Is the molecule you chose in the break-out session R or S? Try it with a friend for some other molecules. Do it with models and then also with pictures of more complicated molecules. Although this naming system is arbitrary, it is extremely powerful. Without it, we couldn't talk about enantiomers and expect other people to know which one we meant.
Note if there is more than one chiral center in the molecule, enantiomers have to have each and every chiral center flipped in order to be enantiomers.
IV. Enantiomeric Excess
We know from previous lecture that chiral molecules rotate the plane of polarization of plane-polarized light. How much they rotate the light and in what direction is not something that can be predicted. Students always seem to make the mistake of thinking that S molecules rotate light counterclockwise and R molecules rotate light clockwise, but this is not the case. An S molecule might rotate light clockwise or counterclockwise, and it even depends on what wavelength of light you use! A molecule might rotate light clockwise in infrared wavelengths and counter-clockwise as the energy of the light gets higher. (As a standard, most rotations are measured from the sodium D-line, which is a specific wavelength.) For example, it is an experimental fact that at the sodium D-line, S-tartrate rotates the plane of polarization of light 11o clockwise and R-tartrate rotates the plane of polarization of light 11 o counterclockwise. A 50:50 mixture of R and S would not rotate the light at all, because the light that was rotated in one direction would get rotated right back the other way!

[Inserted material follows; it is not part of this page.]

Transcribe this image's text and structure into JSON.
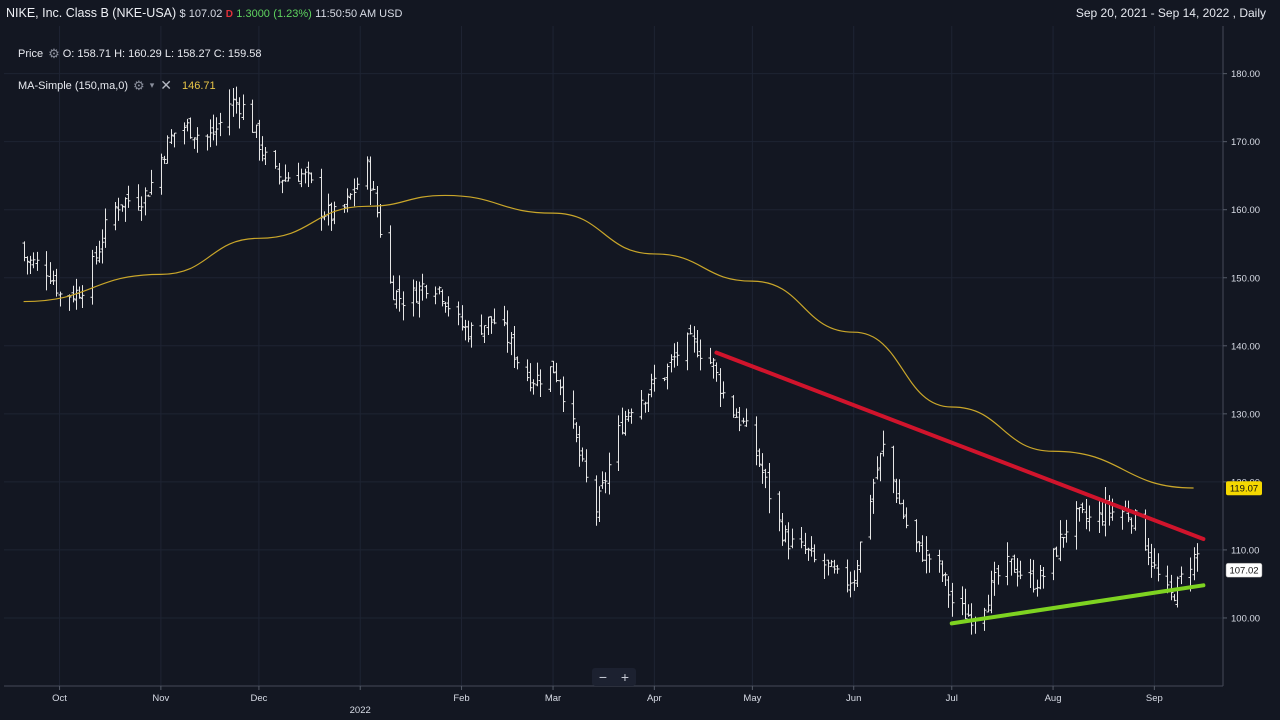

The amount of rotation you can expect from many pure chiral compounds has been tabulated and checked by many experiments. Note that the amount that the light will be rotated depends on the length of the sample container, because the more chiral molecules the light has to pass through, the more it will be rotated. In a modern polarimeter, you just have to pop in your sample and get out a reading: you don't have to bother with turning handles and looking for maxima in the brightness of what you see.
BREAK-OUT SESSION: Say you have a sample of limolene that rotates light 7o at the sodium D-line in a 10 cm cell. One pure enantiomer should rotate the light 10o. It hasn't been contaminated with anything that you can tell. What could this mean?
What might have happened is that some amount of your pure enantiomer has changed into the enantiomer of the other conformation. This happens sometimes. Thalidomide, for example, is a harmless sedative in one chiral form, but a dangerous teratogen in the other handed from. The problem is that at biological conditions, the forms interconvert.